Chez l’humain, une étude en Chine datant de 2018 sur 500 personnes a suggéré qu’une consommation régulière de gingembre était corrélée à une meilleure fonction érectile et une libido plus haute, mais il est difficile de distinguer l’effet placebo de la réalité dans ce genre d’enquête. Quoi qu’il en soit, consommer du gingembre juste pour voir ne présenteaucun danger, et beaucoup de gens rapportent un effet positif, donc pourquoi s’en priver !

En pratique, rien n’empêche d’essayer ce classique : une demi-cuillère à café de gingembre en poudre, une pincée de cannelle et un peu de miel dans du lait tiède, un fameux breuvage épicé réputé comme stimulant sexuel dans certaines régions de l’Inde. De même, un dîner qui intègre du gingembre confit dans le dessert, ou du gingembre frais dans le plat, est traditionnellement conseillé pour ses vertus. Si l’effet n’est pas garanti pour tout le monde, au moins vous profiterez des autres bienfaits et du plaisir gustatif ! Et comme le dit Futura, « la consommation de gingembre pour stimuler les envies charnelles ne présentant aucun inconvénient, il serait dommage de s’en priver ».
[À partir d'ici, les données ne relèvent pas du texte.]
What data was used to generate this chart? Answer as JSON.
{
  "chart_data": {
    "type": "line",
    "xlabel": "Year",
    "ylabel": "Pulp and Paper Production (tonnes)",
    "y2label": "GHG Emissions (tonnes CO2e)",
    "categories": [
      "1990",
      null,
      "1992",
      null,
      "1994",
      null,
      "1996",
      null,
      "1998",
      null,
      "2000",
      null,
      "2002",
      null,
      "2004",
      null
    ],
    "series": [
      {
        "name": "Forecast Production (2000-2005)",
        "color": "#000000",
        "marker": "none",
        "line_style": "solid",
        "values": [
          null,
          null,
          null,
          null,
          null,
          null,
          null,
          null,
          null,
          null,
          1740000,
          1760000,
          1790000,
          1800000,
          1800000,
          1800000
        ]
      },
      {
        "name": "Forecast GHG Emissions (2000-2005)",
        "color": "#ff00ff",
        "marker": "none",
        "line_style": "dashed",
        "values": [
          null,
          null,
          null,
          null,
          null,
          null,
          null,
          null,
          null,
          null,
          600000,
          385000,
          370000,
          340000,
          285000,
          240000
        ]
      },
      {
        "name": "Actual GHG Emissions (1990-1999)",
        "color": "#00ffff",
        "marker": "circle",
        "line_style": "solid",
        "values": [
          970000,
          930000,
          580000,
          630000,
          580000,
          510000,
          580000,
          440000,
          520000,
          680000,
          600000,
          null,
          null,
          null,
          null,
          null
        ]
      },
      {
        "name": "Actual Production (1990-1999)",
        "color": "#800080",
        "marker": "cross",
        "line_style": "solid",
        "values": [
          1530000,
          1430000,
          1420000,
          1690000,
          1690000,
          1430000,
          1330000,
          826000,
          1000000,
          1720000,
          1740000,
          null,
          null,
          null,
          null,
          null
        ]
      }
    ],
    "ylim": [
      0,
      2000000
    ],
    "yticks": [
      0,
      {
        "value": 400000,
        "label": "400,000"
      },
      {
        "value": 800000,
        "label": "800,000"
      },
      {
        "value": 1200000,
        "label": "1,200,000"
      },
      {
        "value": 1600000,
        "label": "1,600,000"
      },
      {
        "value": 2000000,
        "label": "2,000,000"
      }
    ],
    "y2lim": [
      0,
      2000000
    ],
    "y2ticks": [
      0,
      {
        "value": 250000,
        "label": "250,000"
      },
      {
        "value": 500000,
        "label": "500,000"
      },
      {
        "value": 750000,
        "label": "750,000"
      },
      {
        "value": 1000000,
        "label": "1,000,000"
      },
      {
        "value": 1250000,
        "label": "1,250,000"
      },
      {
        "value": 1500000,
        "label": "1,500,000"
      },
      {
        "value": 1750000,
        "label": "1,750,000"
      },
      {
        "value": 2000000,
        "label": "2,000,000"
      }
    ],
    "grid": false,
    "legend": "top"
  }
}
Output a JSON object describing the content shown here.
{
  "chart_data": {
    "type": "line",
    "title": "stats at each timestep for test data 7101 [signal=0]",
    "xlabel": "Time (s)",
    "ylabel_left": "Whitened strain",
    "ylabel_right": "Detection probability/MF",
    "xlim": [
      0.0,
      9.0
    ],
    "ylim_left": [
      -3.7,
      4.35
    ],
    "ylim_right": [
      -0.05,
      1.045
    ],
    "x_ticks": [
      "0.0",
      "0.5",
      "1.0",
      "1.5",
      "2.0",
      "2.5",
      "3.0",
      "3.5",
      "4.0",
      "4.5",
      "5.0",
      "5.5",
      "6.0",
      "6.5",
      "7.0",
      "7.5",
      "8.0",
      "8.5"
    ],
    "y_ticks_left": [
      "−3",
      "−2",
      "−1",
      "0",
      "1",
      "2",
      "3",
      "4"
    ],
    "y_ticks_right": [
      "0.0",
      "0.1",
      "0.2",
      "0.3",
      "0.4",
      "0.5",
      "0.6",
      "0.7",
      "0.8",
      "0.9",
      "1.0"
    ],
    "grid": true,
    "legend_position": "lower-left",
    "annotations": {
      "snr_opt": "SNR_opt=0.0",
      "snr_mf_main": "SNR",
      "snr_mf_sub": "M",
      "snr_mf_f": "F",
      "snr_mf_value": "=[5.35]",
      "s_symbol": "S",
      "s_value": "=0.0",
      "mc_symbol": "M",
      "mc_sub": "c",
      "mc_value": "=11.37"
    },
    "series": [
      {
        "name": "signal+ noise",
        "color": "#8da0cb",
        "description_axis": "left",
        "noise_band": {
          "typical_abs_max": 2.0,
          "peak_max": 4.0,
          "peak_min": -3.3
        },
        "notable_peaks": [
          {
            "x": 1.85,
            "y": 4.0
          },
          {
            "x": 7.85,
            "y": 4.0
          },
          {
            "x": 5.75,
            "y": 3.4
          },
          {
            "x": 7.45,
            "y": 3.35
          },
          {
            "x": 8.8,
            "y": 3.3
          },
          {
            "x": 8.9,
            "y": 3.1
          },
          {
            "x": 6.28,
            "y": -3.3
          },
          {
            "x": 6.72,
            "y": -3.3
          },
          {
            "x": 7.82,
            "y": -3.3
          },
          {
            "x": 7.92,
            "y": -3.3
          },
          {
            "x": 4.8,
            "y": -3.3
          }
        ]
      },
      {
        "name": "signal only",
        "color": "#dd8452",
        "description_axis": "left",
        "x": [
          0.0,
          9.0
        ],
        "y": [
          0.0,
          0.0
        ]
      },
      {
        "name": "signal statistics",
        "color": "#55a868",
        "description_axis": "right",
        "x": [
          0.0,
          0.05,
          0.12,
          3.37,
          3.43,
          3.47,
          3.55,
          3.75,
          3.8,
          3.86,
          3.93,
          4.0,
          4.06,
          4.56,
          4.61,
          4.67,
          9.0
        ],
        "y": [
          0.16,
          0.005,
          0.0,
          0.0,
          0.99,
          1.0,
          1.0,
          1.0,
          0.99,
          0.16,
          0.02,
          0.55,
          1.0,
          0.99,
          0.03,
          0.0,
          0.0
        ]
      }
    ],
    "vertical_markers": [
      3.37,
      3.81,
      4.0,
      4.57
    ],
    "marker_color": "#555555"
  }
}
Le gingembre dans les médecines traditionnelles

Pour compléter les bienfaits validés par des études scientifiques, il convient de se pencher brièvement sur la place de cette épice dans les médecines traditionnelles, car cela éclaire beaucoup de ses emplois actuels. De plus, on a vu que petit à petit les vertus prêtées par les médecines traditionnelles étaient validées par la science.

Médecine Ayurvédique (Inde)

En Ayurveda, le gingembre est considéré comme une plante médicinale majeure, parfois appelée « Mahaushadha », littéralement « grand remède« . Il est utilisé frais (Adrak) ou sec en poudre (Sunthi), avec des propriétés un peu différentes.

Frais, il est vu comme plus réchauffant, et il est administré pour « allumer Agni », le feu digestif, c’est-à-dire stimuler la digestion, traiter l’indigestion, les nausées et ouvrir l’appétit. Sec, il est encore plus piquant, utile pour assécher l’excès de mucus, traiter les rhumes et toux avec glaire, et soulager les douleurs articulaires.

L’Ayurveda classe le gingembre comme équilibrant pour les doshas Vata et Kapha, qui ont tendance au froid et à la lenteur, mais aggravant en excès Pitta, le dosha du feu, du fait de sa chaleur. En remède ayurvédique, on retrouve le gingembre dans d’innombrables formules : tisanes digestives, décoctions anti-rhume, onguents antidouleur, mélangé à de l’huile pour frictionner les zones douloureuses. Un proverbe ayurvédique dit : « Tout s’améliore avec le gingembre« , témoignant de son statut de panacée digestive et respiratoire.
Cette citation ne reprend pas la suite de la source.